Ерошка вздрогнул, улыбка сошла с лица.

— Откуда тебе известно?! — не поворачиваясь, спросил он.

— Что именно известно?

— То, что я Вере наобещал. Про поместье на Угре. Откуда ты узнал про это? Признавайся, гад!

— Так мы же с вами говорили позавчера! Целых полчаса вы толковали про этот берег реки. Про своё несчастливое детство. Про мечту. Прадеда Рура своего поминали. Плакали даже на плече моём. «Вещий Баян». А-а... Вы уж позабыли. Понятно, — закивал Шлягер, улыбнулся понимающе. — Это было уже в «Асмодее».

— В «Асмодее» я плакал на плече?

— Огненными слезами, друг мой. Огненными слезами!.. Я тогда же, после интимного разговора нашего, навёл справки. Хочу вас обнадёжить. Поместье, о котором вы мне так эмоционально говорили, как раз выставлено на торги.

— Да неужели? — поразился Ерошка. — Но я ведь, честно говоря, ничего покупать не собирался. Так... в мечтах. Да и средств таких нет.

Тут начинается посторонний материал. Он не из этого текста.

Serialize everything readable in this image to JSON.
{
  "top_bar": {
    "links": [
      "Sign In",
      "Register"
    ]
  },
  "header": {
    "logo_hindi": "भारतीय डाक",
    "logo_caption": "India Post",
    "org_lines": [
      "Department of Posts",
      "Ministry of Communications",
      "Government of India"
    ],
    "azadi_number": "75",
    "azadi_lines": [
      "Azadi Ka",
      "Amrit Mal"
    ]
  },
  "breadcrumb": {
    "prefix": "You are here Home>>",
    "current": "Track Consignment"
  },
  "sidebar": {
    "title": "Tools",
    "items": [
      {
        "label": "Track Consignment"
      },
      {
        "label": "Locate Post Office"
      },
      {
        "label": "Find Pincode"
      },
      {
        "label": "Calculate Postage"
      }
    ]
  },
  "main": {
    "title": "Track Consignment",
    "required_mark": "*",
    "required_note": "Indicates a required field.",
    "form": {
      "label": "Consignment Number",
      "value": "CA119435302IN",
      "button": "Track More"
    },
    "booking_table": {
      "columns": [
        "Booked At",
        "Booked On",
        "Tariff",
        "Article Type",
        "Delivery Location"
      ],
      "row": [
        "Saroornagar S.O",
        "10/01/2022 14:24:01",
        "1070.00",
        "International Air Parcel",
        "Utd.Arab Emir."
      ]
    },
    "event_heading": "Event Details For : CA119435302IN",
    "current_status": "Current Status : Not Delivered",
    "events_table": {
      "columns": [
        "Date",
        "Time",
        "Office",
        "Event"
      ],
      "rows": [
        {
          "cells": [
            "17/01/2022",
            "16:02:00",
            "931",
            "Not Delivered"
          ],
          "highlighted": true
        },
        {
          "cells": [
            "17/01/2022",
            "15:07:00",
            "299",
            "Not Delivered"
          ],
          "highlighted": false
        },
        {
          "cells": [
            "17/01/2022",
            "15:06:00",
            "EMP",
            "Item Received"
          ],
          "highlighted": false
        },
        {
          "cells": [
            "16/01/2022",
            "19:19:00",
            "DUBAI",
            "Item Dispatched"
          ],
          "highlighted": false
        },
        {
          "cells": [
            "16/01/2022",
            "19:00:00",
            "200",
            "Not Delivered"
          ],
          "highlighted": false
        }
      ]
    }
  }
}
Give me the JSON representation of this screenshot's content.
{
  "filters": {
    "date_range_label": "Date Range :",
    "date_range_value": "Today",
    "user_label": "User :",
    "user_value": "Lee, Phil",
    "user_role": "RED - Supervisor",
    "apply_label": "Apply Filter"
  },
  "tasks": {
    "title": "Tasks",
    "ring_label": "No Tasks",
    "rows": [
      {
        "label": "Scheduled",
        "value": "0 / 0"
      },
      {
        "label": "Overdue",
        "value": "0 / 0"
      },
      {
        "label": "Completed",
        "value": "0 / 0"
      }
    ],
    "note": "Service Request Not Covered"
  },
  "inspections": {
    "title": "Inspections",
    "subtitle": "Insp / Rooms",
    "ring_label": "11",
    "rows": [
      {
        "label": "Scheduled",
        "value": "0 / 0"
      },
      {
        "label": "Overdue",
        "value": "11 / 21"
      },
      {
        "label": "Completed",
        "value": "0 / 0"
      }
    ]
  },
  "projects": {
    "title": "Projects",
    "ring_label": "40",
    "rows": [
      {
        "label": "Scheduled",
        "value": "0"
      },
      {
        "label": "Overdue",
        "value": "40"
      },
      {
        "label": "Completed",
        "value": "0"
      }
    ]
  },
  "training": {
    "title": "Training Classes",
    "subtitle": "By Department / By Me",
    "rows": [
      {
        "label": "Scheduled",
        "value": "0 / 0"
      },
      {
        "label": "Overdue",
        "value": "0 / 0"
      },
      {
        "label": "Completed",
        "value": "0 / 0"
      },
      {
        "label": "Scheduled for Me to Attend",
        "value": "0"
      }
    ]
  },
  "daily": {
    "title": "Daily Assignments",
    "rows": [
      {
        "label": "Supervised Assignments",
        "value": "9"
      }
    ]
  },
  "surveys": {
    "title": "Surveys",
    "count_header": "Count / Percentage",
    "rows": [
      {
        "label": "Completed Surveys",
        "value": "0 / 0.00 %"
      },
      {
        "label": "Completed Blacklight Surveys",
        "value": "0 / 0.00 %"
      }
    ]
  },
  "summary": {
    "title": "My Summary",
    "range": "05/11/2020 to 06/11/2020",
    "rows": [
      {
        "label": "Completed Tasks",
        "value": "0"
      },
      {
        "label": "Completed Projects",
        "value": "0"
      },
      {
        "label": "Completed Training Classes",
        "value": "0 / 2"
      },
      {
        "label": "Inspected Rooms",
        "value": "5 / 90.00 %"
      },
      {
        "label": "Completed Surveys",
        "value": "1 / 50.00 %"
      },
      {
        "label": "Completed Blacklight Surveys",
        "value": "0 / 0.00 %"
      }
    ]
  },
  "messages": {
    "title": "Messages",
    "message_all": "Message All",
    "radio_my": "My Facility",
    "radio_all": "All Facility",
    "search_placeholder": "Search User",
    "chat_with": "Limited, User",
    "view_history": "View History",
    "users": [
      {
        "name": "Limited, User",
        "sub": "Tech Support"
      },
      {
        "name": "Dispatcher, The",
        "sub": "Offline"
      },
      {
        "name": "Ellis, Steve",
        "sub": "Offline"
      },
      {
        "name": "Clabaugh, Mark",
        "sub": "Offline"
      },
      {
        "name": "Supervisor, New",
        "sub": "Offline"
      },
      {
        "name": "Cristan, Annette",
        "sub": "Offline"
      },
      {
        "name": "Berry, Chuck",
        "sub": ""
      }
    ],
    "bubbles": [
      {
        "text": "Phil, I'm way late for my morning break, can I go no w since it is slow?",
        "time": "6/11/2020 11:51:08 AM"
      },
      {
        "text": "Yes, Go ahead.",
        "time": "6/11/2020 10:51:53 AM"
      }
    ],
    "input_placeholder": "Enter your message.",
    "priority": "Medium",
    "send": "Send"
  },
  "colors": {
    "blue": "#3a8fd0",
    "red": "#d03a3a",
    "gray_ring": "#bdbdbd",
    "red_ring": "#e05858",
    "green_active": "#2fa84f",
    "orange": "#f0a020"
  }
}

— Ерофей Тимофеевич! — воскликнул Шлягер. — Молчите! Ни слова больше! Иначе конец дружбе! Вы поступили правильно. Ложь во спасение! Вы начинаете усваивать тот дух, который нужен. Тот дух, который нам-то и нужен! Знайте же, те силы, что до сих пор раздавали вам свои благодеяния, будут содействовать и впредь всеми имеющимися в их распоряжении средствами.

— Что это значит? — растерянно произнёс Бубенцов.

— Это значит, что юридический хозяин недвижимости устранён. Устранён сразу же по окончании нашего с вами разговора в «Асмодее». Хозяин имения покончил с собой. Так уж сложилось, так удачно совпало. Повесился в расцвете лет! Представьте себе. Это, если вам интересно знать, гражданин наших южных губерний, житомирский прокурор Шпонька. Впрочем, имя это вам ни о чём не скажет.


 

2

После обеда прогуливались по берегу пруда. Бубенцов выведал у Адольфа кое-какие подробности жития прокурора. Разбирали дело Шпоньки киевские следователи, сами большие мошенники. Но даже и они удивлялись изворотливости воровского ума. Более же всего Ерошку поразило то, насколько глубоко овладевает жадность сердцем и умом человека. Можно было спастись, отдав следователям часть награбленного. Но Шпонька выстрелил себе в сердце из револьвера. Назло. Не уступил врагам своим и малой доли земного имущества. Шлягер объяснил это феноменом знаменитого хохлацкого упрямства, которого нельзя преодолеть доводами разума.

— Ты, кажется, говорил, что он повесился, — напомнил Бубенцов, выслушав монолог Шлягера.

— Успел нажать на курок, — находчиво пояснил Шлягер. — Шагнул со стула и, прежде чем петля сомкнулась вокруг выи, нажал на курок.

— Значит, накинул петлю, а потом на лету...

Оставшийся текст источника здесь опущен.